Lebensstilmodifikation zur Stärkung des Kohärenzgefühls
Hüther gibt konkrete Empfehlungen für eine Lebensstilmodifikation, die das Kohärenzgefühl stärken und somit Demenz vorbeugen kann:
- Freude am Entdecken und Lernen: Sich die Freude am eigenen Entdecken und Lernen nicht durch andere verderben lassen und begeisterungsfähig bleiben. Das stimuliert das Auswachsen von Nervenzellfortsätzen und die Bildung von Synapsen im Gehirn.
- Gesunde Ernährung und Bewegung: Weniger und besser essen sowie sich regelmäßig bewegen. Was gut ist für die Herzgesundheit, ist auch gut fürs Gehirn.
- Sinnfindung: Dem eigenen Leben einen Sinn verleihen und ein Leben führen, das dieser Sinngebung entspricht.
- Würdevolle Beziehungen: Beziehungen zu anderen Menschen würdevoll gestalten und sich mit ihnen gemeinsam auf den Weg machen.
- Aktivität und Engagement: Sich nicht aufs Abstellgleis schieben lassen, sondern aktiv sein, sich engagieren und kulturell interessiert bleiben. Gemeinschaften bilden, zusammen Rad fahren oder wandern und Reisen unternehmen.
- Selbstliebe: Wer sich selbst nicht mag, neigt dazu, sich und andere zu verlieren. Wer sich nicht bewusst macht, wer er sein will, kann sich nur verlieren.
Kritik an der klassischen Demenzforschung und -behandlung
Hüther kritisiert die Starrheit der medizinischen Forschung, die sich auf den pathologischen Prozess in der Zelle konzentriert und den Gesamtzusammenhang dabei ausblendet. Er bemängelt, dass die Erkenntnisse aus der Hirn- und Gedächtnisforschung nur schwer Eingang in die Demenzforschung finden.
Auch die gängige Praxis in Pflegeeinrichtungen sieht Hüther kritisch. Um Geld zu sparen und Patienten effektiver begleiten zu können, werden Prozesse oft wie in einem Fabrikbetrieb organisiert, wodurch den Patienten alles abgenommen wird und sie immer unselbstständiger werden. Stattdessen plädiert er für eine menschlichere Lösung, bei der alte Menschen sich gegenseitig aktivieren und wieder Dinge tun, die sie schon jahrelang nicht mehr gemacht haben. Die alten Menschen aktivieren sich gegenseitig so, dass sie wieder Dinge tun, die sie schon jahrelang nicht mehr gemacht haben. Und wenn da noch gelegentlich Kinder aus dem benachbarten Kindergarten oder der Schule vorbeikommen, umso besser!

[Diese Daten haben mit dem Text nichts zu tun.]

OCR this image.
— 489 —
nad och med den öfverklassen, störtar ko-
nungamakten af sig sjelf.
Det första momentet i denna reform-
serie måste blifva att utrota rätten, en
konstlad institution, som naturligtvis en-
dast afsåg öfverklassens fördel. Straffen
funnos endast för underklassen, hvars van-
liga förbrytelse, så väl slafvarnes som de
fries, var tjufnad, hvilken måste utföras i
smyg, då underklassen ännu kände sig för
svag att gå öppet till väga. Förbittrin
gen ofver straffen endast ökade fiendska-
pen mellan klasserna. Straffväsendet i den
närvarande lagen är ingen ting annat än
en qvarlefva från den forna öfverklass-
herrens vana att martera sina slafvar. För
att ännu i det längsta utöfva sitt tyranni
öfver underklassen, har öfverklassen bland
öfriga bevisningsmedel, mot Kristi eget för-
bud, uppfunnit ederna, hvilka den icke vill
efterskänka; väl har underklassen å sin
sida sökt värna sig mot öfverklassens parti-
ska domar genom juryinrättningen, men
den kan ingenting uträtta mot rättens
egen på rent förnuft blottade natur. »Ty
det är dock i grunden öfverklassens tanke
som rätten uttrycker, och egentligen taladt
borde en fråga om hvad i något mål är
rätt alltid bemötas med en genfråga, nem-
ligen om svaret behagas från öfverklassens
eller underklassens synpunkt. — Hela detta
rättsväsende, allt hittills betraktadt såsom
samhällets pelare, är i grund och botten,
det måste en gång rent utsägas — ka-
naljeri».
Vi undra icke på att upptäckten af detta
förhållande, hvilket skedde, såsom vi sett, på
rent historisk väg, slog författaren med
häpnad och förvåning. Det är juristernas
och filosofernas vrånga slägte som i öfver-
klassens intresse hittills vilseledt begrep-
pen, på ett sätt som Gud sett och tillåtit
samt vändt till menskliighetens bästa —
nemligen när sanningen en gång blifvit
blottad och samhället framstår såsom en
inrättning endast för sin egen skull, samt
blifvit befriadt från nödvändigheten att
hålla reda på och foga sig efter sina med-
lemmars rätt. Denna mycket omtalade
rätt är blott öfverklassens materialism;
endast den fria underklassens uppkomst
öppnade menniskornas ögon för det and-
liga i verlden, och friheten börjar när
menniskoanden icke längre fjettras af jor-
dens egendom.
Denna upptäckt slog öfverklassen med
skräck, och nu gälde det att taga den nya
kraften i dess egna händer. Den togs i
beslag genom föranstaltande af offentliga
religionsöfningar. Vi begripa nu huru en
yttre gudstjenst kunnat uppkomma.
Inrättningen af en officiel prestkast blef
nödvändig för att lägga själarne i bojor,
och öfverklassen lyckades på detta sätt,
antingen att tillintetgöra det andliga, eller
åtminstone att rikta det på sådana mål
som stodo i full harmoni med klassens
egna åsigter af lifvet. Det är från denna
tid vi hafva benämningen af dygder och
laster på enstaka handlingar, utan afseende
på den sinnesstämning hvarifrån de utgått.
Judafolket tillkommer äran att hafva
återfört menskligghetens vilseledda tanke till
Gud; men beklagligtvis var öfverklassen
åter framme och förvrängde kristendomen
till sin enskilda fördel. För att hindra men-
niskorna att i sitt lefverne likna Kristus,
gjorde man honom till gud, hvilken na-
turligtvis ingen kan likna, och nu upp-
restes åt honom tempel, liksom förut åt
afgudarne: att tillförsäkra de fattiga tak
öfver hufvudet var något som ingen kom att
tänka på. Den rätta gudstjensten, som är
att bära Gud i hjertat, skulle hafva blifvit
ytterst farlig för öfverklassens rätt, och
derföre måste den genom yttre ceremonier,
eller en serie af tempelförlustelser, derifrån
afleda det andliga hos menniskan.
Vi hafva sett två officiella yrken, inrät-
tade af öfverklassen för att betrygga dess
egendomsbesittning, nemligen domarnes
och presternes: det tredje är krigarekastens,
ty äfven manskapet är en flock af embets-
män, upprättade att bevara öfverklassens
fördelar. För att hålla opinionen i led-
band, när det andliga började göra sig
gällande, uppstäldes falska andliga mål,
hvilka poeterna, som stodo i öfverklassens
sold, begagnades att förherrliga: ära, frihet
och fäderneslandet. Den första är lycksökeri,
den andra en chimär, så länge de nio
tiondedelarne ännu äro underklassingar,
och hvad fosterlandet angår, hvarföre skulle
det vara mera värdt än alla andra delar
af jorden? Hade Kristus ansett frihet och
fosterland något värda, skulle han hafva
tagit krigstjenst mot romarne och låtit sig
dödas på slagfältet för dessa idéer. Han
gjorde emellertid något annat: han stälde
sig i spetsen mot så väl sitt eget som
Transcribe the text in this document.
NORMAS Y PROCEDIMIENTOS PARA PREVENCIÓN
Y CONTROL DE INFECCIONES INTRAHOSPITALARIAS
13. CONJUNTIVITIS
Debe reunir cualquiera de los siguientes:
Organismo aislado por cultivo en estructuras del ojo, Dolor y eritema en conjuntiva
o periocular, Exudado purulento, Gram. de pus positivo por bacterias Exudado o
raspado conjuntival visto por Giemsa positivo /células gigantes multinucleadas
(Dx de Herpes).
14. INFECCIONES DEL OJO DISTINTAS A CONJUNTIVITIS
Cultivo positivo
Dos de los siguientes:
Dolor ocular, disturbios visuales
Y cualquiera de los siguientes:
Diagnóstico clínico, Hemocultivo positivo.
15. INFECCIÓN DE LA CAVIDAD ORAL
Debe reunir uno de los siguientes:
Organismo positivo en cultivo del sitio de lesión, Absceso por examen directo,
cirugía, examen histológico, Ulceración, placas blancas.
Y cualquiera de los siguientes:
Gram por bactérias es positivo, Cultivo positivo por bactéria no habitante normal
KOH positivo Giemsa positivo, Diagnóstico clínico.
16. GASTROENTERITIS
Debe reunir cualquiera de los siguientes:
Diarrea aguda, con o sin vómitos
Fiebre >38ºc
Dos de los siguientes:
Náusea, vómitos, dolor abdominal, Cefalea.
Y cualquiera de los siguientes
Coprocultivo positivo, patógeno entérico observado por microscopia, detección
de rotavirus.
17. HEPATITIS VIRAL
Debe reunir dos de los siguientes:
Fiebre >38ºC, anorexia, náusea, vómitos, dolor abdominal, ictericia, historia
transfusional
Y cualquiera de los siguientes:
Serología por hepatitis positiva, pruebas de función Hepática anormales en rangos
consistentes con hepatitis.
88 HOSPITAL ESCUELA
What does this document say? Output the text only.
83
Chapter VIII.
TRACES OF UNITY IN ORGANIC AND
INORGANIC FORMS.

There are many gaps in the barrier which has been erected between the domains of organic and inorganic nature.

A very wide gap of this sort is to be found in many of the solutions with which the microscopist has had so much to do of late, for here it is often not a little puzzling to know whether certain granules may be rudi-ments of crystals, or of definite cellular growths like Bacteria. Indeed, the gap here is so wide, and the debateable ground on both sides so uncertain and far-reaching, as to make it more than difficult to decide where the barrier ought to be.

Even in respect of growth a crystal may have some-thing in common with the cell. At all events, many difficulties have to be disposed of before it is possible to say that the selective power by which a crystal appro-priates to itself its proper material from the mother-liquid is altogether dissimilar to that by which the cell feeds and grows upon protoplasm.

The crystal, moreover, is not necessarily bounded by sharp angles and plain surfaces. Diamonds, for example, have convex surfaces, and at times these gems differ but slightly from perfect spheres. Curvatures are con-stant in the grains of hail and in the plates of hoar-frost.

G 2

Die Bedeutung von Kohärenz in der Kriegsgeneration
Hüther betont, dass die rasante Zunahme von Demenz in der Kriegsgeneration diagnostiziert wurde. Viele dieser Menschen haben den Zweiten Weltkrieg als junge Soldaten, Schwestern oder Kinder in brennenden Städten erlebt und konnten das Geschehene oft nicht wirklich verstehen, gestalten oder einen Sinn darin finden. Sie bleiben zwar am Leben, weil sie medizinisch gut versorgt werden, erleben sich aber oft nicht als angenommen und bedeutsam.